For several years now, all meals for the thousands of monks and nuns attending the Kagyu Monlam have been prepared and served in this massive tented bamboo structure. Each year it has to be erected before Monlam starts and dismantled afterwards, so the hope is that in the future it may be replaced by a permanent structure.
Tibetans believe that the earth is sacred and not just theirs to use as they choose, so a sa-lung ritual, comprising offerings and prayers, is performed to request permission from the earth goddess and the local deities and spirits who dwell on the land, before any development can take place.
A small altar had been set up, with two sets of traditional offerings−water for drinking, water for foot-washing, flowers, incense, light, scented water, food represented by two large white tormas, and music. One set was for the earth goddess and one for the local deities and spirits. In front of these two rows stood a special square-based white torma, with three discs, and a long-stemmed ritual cup containing tea and biscuits. These were the offerings for the earth goddess.
During the first part of the ritual, after prayers had been recited, the white torma and the goblet were carried outside into the nearby field by the ritual master, and offered to the earth goddess. Next offerings were made to the local deities: the Gyalwang Karmapa offered incense and the ritual master refilled the cup and returned outside to offer a libation of hot tea to the ‘owners of the land’ A third libation was made to the spirits.

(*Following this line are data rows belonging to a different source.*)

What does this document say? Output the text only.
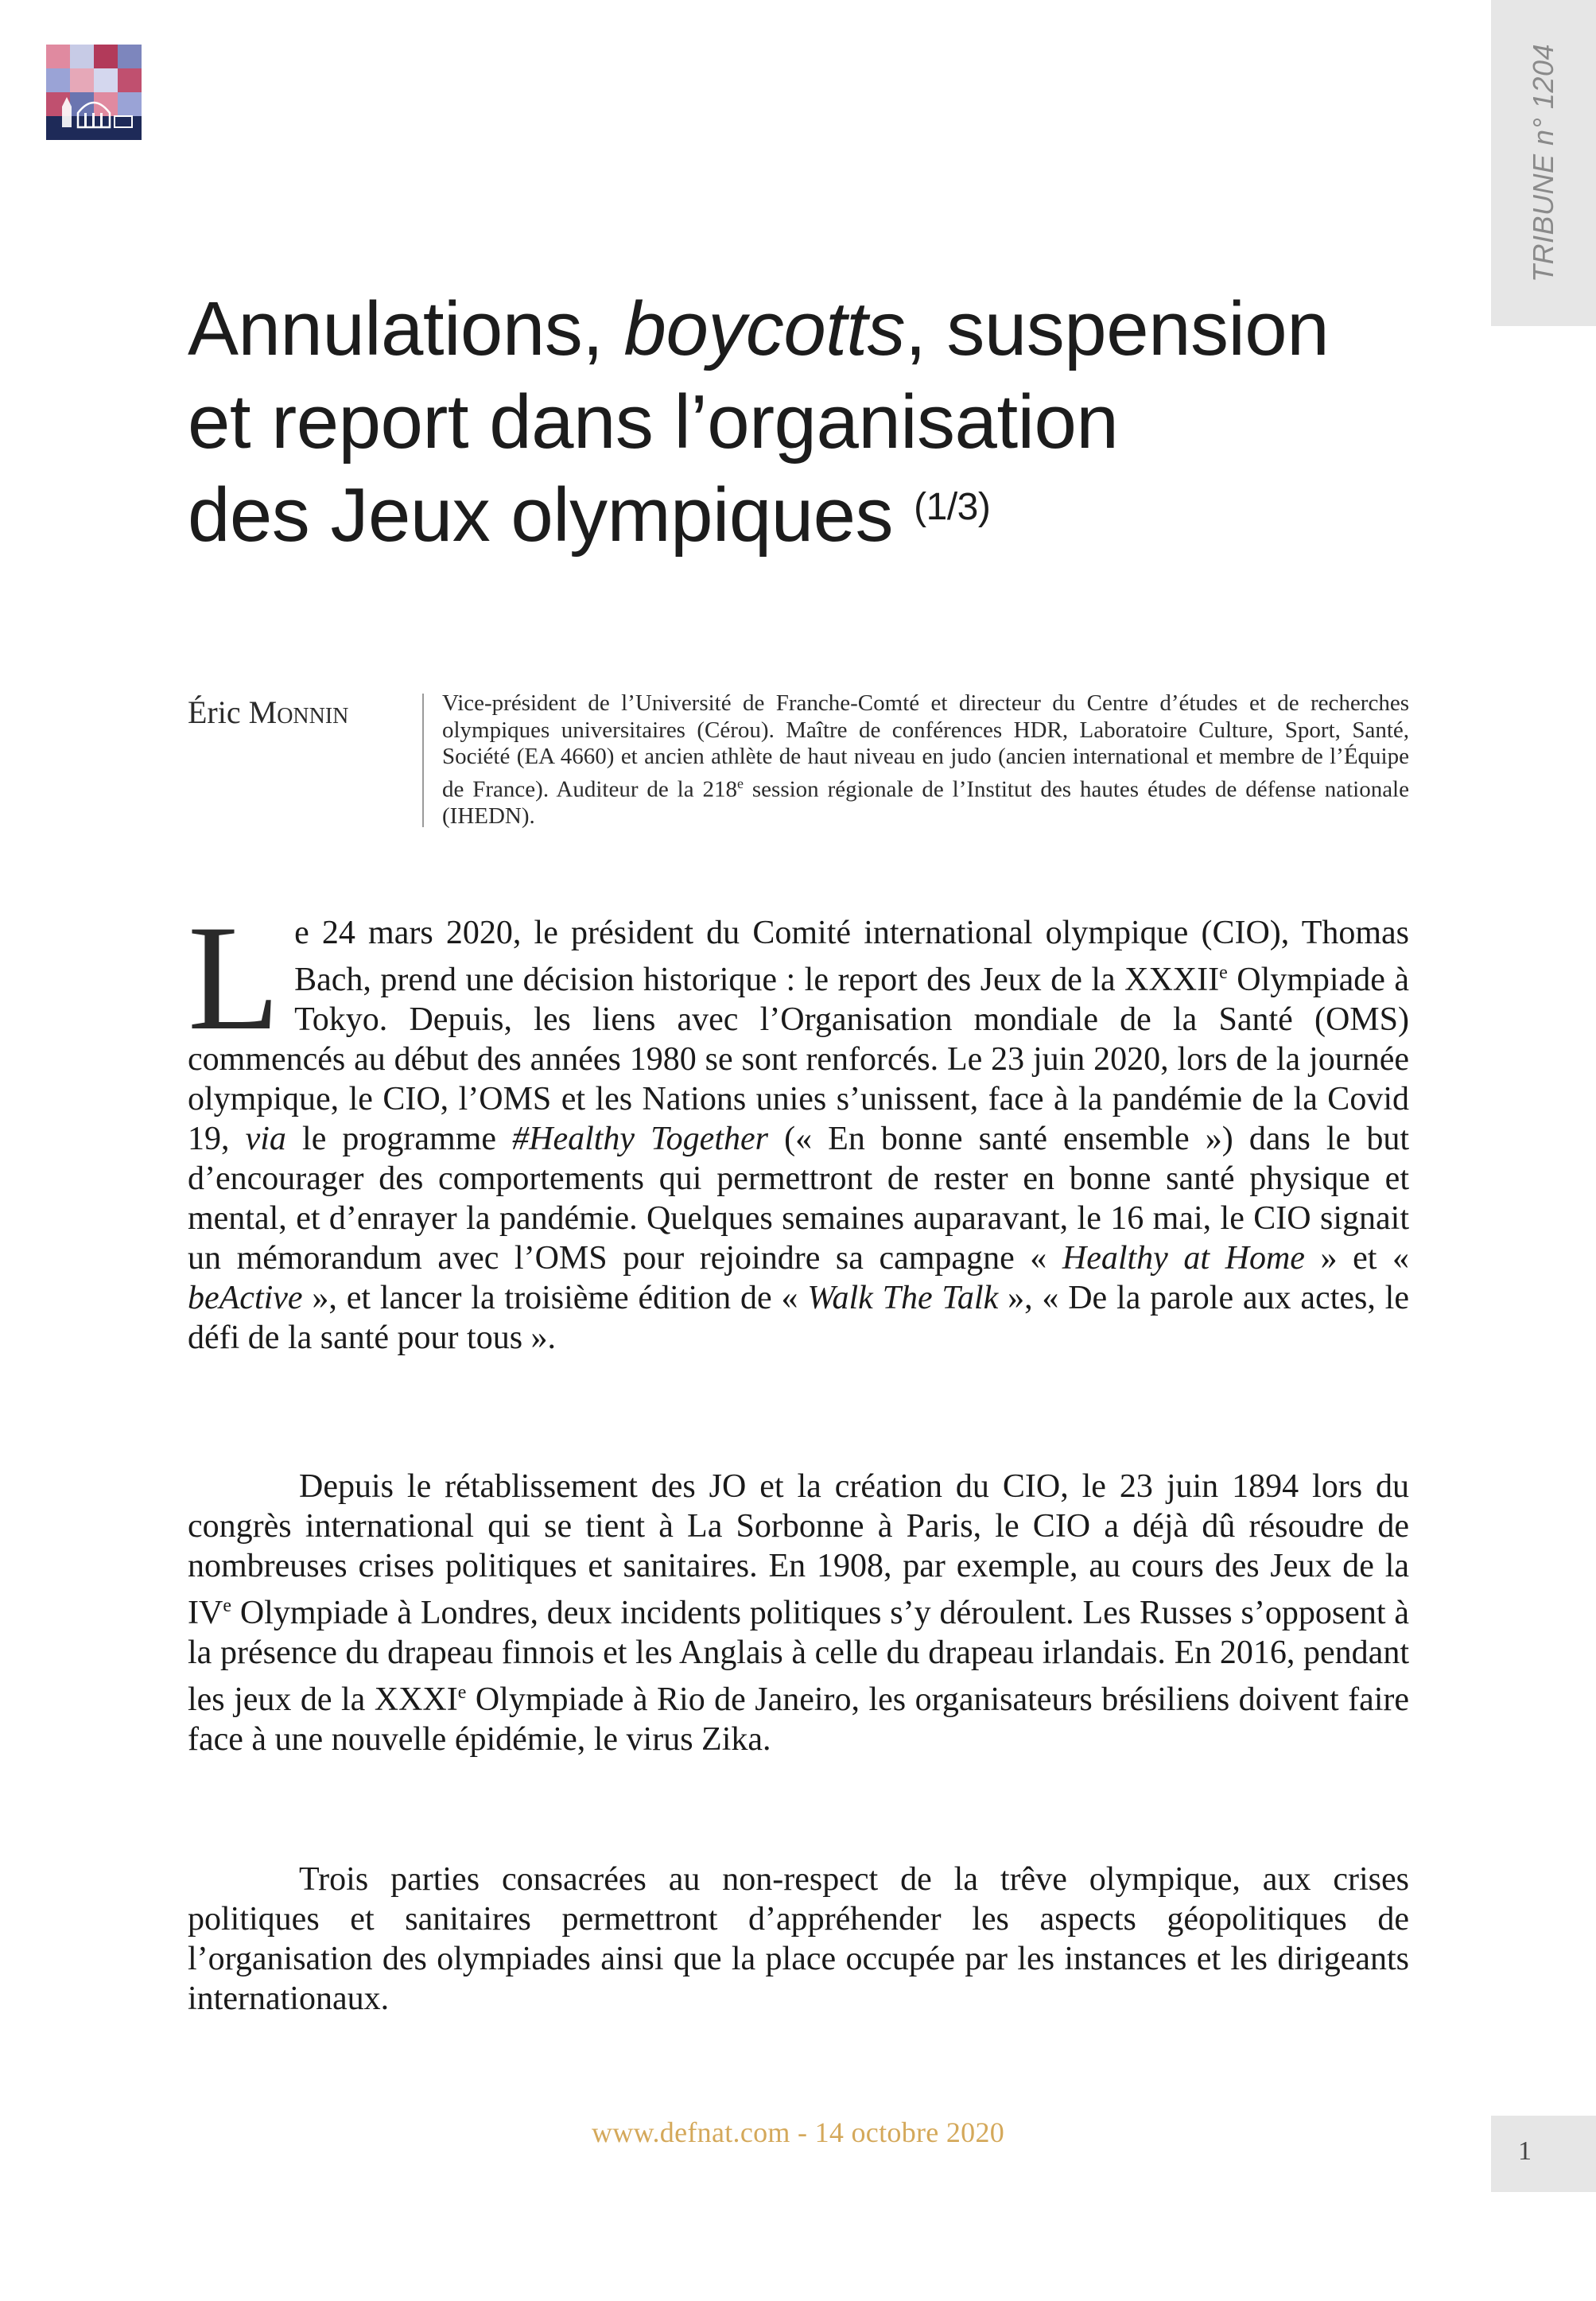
© TOUS DROITS RÉSERVÉS	TRIBUNE n° 1204
Annulations, boycotts, suspension
et report dans l’organisation
des Jeux olympiques $^{(1/3)}$
Éric Monnin	Vice-président de l’Université de Franche-Comté et directeur du Centre d’études et de recherches olympiques universitaires (Cérou). Maître de conférences HDR, Laboratoire Culture, Sport, Santé, Société (EA 4660) et ancien athlète de haut niveau en judo (ancien international et membre de l’Équipe de France). Auditeur de la 218e session régionale de l’Institut des hautes études de défense nationale (IHEDN).

Le 24 mars 2020, le président du Comité international olympique (CIO), Thomas Bach, prend une décision historique : le report des Jeux de la XXXIIe Olympiade à Tokyo. Depuis, les liens avec l’Organisation mondiale de la Santé (OMS) commencés au début des années 1980 se sont renforcés. Le 23 juin 2020, lors de la journée olympique, le CIO, l’OMS et les Nations unies s’unissent, face à la pandémie de la Covid 19, via le programme #Healthy Together (« En bonne santé ensemble ») dans le but d’encourager des comportements qui permettront de rester en bonne santé physique et mental, et d’enrayer la pandémie. Quelques semaines auparavant, le 16 mai, le CIO signait un mémorandum avec l’OMS pour rejoindre sa campagne « Healthy at Home » et « beActive », et lancer la troisième édition de « Walk The Talk », « De la parole aux actes, le défi de la santé pour tous ».

Depuis le rétablissement des JO et la création du CIO, le 23 juin 1894 lors du congrès international qui se tient à La Sorbonne à Paris, le CIO a déjà dû résoudre de nombreuses crises politiques et sanitaires. En 1908, par exemple, au cours des Jeux de la IVe Olympiade à Londres, deux incidents politiques s’y déroulent. Les Russes s’opposent à la présence du drapeau finnois et les Anglais à celle du drapeau irlandais. En 2016, pendant les jeux de la XXXIe Olympiade à Rio de Janeiro, les organisateurs brésiliens doivent faire face à une nouvelle épidémie, le virus Zika.

Trois parties consacrées au non-respect de la trêve olympique, aux crises politiques et sanitaires permettront d’appréhender les aspects géopolitiques de l’organisation des olympiades ainsi que la place occupée par les instances et les dirigeants internationaux.

www.defnat.com - 14 octobre 2020
1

In the second part of the ritual, the Gyalwang Karmapa circumambulated the symbolic centre of the land -a small square of earth which had been cleared in preparation –in a clockwise direction, blessing the area with scattered rice. He then enlisted the help of Drupon Rinpoche, handing him a mattock, to perform the symbolic groundbreaking ceremony. A wooden post, supported by bricks, was erected in the centre of the square, and the Karmapa wrapped a katag around it, before leading dedication prayers for auspiciousness.
The ceremony concluded and it was time for tea and Indian sweets to celebrate.
January 24, 2015 Tergar Monastery
For the final event of the Second Arya Kshema Winter Dharma Gathering, the Tergar shrine hall has been set up with tables for the defenders, set across the center aisle in front of the Karmapa’s throne, and with a microphone for the challengers who will stand two thirds of the way back towards the shrine door. This is to keep the challengers, who can get quite enthusiastic as a group, at a certain distance from the defenders.